Self-deprecating behaviors like this only add to stress, regardless of the fact that they are exaggerated. If you trick yourself into believing that things are worse than they really are, then your brain will respond with a proportional amount of stress. To stop making things worse for ourselves, we have to stop excessively complaining about things that aren’t as bad as we make them sound.
On a broader level, when people complain too much, they can prevent change for their community. At Trinity, some students criticize issues like the poor turnout at events like Homecoming or the leadership of their clubs or teams.
Complaining about activities that one is involved in is a destructive behavior because it separates the complainer from the issue. We allow ourselves to pin our discontent on the actions of others, but we don’t take initiative to help solve issues.
Instead of whining that the decorations at a school function are subpar, students can volunteer to improve them. If a team leader hasn’t had time to complete a necessary task, ask if they would like your help. It is much more productive to help create change than to simply complain about what needs to be changed.
When taken to the extreme, complaints can distort our perspectives of the world. Despite its use as a technique to cope with the problems in our lives, the more we complain, the more we center our focus on ourselves.
It might seem like a hassle to carry dozens of cans from the parking lot to your advisor’s room, and you may not think you have time to stop at the store to pick up items for a clothing drive. When we classify tasks as inconveniences, the greater purpose that these tasks serve can easily slip our minds.

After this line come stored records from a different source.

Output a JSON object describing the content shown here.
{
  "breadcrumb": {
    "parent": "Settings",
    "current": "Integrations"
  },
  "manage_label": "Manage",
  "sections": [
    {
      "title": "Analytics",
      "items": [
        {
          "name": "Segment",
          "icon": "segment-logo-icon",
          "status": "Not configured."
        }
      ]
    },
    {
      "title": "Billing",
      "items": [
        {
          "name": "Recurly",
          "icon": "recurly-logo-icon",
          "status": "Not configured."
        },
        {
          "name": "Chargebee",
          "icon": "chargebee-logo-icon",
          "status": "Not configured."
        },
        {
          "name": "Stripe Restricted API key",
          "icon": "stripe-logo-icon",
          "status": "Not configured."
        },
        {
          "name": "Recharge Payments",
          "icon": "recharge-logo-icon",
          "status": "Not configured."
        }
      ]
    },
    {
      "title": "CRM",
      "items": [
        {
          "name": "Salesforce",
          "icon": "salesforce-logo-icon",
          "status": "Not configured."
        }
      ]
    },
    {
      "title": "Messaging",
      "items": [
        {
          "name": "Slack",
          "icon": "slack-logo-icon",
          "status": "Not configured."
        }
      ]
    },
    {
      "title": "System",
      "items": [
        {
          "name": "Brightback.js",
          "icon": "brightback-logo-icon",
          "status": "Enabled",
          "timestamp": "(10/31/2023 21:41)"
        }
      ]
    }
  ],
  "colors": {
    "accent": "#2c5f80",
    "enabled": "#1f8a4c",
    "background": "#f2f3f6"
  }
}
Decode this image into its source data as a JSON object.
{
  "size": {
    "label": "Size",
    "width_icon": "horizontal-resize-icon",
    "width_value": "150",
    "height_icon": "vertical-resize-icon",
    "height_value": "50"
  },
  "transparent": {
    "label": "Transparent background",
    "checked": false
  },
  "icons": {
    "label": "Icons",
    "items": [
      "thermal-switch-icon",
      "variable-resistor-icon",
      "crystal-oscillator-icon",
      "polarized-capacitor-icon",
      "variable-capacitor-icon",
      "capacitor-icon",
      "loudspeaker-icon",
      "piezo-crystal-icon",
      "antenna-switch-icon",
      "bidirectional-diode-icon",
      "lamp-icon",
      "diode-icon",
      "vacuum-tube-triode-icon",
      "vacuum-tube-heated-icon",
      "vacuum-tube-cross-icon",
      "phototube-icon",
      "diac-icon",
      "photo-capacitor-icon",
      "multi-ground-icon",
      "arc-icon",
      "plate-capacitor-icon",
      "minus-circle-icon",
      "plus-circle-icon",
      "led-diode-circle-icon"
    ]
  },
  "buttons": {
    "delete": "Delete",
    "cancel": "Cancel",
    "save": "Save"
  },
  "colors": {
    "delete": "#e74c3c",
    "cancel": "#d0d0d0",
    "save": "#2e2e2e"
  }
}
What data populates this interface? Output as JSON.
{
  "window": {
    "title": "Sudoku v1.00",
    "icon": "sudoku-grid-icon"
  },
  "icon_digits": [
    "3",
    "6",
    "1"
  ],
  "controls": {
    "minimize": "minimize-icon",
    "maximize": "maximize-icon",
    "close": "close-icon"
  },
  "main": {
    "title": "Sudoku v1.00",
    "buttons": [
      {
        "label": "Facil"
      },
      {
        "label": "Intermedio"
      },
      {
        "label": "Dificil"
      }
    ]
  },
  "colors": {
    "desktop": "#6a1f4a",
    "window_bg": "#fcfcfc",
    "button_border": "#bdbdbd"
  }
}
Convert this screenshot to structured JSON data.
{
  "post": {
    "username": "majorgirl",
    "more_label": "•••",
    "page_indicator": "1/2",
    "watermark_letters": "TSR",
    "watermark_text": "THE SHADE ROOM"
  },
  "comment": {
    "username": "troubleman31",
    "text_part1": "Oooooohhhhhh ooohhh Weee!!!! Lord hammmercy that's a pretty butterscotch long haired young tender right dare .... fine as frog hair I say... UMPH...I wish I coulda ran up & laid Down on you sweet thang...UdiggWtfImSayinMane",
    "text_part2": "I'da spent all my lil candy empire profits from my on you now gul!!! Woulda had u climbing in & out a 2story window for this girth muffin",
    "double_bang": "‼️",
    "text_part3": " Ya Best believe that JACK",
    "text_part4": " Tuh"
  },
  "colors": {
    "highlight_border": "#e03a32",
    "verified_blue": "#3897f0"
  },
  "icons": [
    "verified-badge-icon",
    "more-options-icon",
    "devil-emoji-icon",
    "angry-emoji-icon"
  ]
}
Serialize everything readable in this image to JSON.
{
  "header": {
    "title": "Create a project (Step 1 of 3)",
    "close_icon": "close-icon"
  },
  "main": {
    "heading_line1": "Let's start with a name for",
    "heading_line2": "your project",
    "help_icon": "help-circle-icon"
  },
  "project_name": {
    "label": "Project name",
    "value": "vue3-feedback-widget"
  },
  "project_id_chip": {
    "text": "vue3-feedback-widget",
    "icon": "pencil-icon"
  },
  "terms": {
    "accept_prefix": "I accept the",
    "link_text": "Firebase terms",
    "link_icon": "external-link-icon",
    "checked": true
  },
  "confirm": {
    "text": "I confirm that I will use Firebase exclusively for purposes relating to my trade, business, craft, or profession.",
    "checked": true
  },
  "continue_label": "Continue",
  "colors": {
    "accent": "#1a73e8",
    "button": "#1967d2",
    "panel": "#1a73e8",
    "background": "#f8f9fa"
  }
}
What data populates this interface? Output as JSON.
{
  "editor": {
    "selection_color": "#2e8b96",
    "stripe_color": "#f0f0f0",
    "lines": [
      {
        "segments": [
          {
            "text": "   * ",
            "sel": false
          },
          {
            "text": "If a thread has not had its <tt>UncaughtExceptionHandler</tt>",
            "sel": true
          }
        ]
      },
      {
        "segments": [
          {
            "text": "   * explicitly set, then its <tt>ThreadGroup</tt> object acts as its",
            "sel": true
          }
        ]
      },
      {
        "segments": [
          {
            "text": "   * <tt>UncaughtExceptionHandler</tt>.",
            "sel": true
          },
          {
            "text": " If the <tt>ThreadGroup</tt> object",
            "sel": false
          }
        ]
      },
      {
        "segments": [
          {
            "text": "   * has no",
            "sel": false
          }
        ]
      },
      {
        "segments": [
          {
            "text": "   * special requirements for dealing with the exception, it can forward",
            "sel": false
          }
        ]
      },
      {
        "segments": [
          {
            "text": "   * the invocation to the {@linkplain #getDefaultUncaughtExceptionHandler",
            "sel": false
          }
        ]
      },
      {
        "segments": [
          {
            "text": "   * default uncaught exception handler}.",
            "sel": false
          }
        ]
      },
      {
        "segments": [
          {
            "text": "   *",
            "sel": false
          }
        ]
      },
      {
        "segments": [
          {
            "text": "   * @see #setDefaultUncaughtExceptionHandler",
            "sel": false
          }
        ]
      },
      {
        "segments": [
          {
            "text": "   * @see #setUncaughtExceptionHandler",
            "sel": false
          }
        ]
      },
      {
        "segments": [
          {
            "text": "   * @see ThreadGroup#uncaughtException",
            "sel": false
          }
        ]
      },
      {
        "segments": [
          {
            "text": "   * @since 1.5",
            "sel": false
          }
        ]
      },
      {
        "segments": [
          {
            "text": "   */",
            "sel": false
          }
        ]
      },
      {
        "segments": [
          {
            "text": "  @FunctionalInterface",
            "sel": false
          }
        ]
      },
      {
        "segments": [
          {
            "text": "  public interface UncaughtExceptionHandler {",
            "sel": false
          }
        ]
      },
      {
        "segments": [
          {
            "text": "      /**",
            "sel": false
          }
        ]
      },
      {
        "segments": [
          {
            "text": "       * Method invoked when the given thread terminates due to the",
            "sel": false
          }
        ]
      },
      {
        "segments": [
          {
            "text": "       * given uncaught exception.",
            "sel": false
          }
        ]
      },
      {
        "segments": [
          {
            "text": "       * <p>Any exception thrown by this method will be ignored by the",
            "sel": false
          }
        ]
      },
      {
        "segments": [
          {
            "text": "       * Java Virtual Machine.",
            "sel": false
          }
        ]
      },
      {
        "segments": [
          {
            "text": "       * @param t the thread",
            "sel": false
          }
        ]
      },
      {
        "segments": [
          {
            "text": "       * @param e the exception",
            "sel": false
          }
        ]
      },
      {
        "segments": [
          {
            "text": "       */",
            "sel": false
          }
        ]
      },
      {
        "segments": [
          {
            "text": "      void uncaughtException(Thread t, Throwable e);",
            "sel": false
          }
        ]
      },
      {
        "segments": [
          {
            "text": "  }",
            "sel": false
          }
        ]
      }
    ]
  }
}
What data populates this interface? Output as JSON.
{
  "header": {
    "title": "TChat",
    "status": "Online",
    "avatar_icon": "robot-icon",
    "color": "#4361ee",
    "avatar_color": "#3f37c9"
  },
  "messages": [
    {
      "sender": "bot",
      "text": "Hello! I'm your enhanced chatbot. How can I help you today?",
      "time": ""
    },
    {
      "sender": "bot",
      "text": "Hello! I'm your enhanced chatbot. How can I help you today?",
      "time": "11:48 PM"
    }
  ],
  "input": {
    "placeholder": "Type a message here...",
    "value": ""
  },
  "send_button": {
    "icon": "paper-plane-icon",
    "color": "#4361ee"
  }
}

Instead, take a walk in someone else’s shoes. Someone who receives the toys you bring for Toys for Tots, who might not have any other gifts coming their way. Or someone who depends on the bottled water you didn’t think necessary to contribute to the drive. Without belittling our own problems, thinking of others can change our interpretation of the world and alter our habits by replacing reluctance with gratefulness.
Ultimately, our generation’s eagerness to complain only serves to worsen the situations that we complain about. Gandhi put it best when he said “you must be the change you wish to see in the world.” One day, we will be the role models that younger generations turn to for guidance. We cannot continue to live in the shadow of negativity we are creating. It is time we stop complaining, and instead, take action to improve the imperfections we see in our lives.